The book has two stories. The first called Sectioned sees Constantine violently losing it with Epiphany and then starting to lose his grip on reality and ending up in a psychriatric hospital. He summons Shade to help him escape and figure out what is going on but Shade’s madness contaminates a potion Epiphany has made to heal her facial wounds which disfigures her even more. But Shade has a price for his help that John is unwilling to pay. The second story, Bloody Carnations, has Shade take Epiphany to Meta to heal her face but while there he tries to convince her that she is the dead Kathy George. Angry when she refuses him, Shade sends her back to Earth but in 1979 as a punishment both to her and to Constantine of whom he was jealous. Having decided that he wants to marry Epiphany, John must disrupt the plans of Nergal, who is determined that he not find happiness, and rescue his bride-to-be from his younger self.

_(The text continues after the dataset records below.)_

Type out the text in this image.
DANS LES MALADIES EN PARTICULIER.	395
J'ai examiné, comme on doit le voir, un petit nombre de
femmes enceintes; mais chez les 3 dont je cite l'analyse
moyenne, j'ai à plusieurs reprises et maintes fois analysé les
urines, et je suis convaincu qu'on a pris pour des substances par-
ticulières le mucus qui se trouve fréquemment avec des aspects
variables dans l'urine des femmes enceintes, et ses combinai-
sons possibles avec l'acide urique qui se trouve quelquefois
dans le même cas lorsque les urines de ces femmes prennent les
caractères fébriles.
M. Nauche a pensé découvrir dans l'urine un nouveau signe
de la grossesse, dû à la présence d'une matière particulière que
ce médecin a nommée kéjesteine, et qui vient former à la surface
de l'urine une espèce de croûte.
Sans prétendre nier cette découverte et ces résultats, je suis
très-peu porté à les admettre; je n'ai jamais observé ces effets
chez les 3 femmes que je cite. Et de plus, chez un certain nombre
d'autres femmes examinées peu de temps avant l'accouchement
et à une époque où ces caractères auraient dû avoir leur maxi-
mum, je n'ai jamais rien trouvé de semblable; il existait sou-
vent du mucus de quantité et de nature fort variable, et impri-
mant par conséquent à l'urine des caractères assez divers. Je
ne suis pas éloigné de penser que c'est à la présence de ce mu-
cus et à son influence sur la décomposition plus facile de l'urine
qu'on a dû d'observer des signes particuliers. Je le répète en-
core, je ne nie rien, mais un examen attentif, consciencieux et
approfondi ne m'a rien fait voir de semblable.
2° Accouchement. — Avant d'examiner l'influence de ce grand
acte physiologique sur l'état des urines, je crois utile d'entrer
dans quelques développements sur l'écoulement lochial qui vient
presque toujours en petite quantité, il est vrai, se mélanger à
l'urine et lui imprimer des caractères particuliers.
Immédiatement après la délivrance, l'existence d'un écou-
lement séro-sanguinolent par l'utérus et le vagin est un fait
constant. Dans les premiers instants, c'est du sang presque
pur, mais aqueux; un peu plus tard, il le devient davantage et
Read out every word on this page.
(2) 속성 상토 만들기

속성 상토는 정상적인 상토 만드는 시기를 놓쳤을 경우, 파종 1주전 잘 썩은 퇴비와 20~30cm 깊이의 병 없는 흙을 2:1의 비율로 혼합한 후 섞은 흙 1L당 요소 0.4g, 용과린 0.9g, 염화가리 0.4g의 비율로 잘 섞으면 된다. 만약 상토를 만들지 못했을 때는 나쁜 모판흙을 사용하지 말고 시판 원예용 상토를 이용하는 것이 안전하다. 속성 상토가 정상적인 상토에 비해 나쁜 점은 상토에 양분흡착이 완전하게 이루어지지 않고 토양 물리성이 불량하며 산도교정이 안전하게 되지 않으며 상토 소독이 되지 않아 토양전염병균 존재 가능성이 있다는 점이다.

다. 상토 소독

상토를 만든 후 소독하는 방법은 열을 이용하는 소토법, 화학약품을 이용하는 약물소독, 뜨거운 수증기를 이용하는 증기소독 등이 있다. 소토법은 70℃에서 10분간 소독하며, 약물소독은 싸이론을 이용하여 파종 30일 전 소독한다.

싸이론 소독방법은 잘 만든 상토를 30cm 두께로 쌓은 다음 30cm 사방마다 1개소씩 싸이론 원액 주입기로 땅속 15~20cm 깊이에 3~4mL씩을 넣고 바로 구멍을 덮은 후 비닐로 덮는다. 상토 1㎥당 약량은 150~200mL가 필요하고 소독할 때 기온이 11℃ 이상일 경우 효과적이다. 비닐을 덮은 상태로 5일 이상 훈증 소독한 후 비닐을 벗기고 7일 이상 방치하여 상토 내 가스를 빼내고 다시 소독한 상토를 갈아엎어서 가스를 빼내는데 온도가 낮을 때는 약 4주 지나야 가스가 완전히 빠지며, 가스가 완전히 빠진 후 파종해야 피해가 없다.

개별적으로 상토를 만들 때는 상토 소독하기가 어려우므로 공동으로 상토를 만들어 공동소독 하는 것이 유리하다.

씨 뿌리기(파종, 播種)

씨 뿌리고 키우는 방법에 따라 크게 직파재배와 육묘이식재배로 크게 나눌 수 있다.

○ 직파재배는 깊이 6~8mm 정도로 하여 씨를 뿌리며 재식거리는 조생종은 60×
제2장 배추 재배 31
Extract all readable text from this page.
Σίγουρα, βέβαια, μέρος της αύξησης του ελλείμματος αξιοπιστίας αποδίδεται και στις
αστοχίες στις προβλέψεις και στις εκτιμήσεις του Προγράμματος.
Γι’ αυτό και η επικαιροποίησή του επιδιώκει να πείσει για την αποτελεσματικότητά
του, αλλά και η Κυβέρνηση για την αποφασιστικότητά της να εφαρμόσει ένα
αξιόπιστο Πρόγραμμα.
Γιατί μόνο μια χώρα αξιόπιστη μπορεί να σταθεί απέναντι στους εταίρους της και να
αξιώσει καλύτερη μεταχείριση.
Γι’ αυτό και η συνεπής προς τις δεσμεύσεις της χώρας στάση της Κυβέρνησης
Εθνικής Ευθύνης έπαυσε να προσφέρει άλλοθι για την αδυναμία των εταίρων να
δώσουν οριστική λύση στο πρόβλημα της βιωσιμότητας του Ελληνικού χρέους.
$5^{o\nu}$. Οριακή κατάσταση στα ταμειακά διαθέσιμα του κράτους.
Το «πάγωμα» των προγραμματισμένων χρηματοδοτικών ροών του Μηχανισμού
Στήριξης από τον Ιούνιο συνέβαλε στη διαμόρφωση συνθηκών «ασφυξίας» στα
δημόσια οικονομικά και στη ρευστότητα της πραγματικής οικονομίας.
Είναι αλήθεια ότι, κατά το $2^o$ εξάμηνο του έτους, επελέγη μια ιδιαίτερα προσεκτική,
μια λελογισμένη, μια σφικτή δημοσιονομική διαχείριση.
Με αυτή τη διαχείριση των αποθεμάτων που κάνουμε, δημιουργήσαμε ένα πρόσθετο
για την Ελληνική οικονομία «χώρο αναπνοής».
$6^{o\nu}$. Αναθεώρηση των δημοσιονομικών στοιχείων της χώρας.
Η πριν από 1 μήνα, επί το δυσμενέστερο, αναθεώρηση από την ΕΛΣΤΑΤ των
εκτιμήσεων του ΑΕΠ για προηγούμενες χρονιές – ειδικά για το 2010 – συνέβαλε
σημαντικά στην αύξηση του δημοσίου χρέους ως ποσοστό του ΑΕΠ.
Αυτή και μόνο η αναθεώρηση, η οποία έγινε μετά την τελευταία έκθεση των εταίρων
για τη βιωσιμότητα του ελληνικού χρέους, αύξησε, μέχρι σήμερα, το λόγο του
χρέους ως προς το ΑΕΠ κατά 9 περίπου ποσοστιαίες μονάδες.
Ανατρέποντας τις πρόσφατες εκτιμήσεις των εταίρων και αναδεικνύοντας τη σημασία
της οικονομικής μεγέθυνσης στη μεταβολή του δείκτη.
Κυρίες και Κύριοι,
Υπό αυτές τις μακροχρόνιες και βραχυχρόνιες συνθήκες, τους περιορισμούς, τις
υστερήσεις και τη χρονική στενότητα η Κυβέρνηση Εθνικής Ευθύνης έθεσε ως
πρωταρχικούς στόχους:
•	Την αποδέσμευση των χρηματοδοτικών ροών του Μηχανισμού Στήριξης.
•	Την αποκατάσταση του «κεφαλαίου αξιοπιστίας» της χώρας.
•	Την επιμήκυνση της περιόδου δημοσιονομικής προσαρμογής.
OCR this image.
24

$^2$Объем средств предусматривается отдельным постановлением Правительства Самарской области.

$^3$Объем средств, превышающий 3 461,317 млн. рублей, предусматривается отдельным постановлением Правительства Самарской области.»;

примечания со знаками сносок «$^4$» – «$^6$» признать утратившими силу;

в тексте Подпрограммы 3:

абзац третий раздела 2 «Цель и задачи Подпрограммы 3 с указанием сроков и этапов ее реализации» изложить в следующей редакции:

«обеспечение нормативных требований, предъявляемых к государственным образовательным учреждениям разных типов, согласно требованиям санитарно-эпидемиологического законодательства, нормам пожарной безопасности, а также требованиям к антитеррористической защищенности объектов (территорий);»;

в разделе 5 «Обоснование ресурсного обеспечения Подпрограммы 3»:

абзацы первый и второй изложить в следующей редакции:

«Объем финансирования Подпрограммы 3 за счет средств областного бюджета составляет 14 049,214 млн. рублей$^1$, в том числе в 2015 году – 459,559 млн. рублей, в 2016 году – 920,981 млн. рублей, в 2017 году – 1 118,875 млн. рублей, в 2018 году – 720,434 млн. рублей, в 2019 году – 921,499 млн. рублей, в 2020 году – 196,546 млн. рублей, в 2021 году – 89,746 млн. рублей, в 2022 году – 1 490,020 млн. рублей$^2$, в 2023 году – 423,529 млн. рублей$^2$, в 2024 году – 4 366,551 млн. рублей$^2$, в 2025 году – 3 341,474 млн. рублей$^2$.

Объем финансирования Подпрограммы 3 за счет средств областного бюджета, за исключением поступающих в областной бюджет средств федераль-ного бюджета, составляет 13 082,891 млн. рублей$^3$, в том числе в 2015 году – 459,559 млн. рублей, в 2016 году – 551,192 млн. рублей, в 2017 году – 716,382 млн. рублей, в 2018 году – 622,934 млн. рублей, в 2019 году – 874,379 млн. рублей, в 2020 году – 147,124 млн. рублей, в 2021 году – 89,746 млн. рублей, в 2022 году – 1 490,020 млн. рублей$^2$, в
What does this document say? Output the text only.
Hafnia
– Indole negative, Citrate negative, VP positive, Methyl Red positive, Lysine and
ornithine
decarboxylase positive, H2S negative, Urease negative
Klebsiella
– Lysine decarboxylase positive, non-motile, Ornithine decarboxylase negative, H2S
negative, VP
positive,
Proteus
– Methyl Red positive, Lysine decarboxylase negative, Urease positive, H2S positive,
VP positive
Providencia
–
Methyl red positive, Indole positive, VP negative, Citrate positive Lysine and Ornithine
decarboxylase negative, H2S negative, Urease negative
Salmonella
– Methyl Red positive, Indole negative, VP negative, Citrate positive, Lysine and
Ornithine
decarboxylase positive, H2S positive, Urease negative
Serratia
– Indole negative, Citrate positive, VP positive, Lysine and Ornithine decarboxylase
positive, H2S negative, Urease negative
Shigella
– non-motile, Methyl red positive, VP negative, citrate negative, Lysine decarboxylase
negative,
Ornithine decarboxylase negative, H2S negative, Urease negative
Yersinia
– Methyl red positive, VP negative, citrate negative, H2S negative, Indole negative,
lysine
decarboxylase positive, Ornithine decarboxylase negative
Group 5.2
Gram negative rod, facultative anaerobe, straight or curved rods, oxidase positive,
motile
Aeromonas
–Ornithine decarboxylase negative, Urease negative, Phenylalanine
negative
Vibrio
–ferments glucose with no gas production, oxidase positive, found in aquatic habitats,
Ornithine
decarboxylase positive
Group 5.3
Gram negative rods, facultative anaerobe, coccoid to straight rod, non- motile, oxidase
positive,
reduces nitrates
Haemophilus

Milligan takes Constantine back to familiar territory with this volume. Echoing episodes from his past with the incarceration in a mental institution and the return of Nergal and Gary Lester amongst others who gather for the wedding. I much prefer this kind of Hellblazer story where John is on his old stomping ground rather than when he is off on road trips such as in the last volume India. One reference to the old days that was a bit off for me was the reappearance of Kit, his true love from Garth Ennis’ run on the series. Apparently, he loves Epiphany more than he loved Kit which I find hard to swallow given his seeming indifference to her in the last couple of collections. Also someone should have given the artists a sample of what Kit looks like as I only knew who she was as she was referred to by name. But these are minor quibbles from a big fan of the Ennis run. On the whole this is a great book with Constantine at his tricksy best.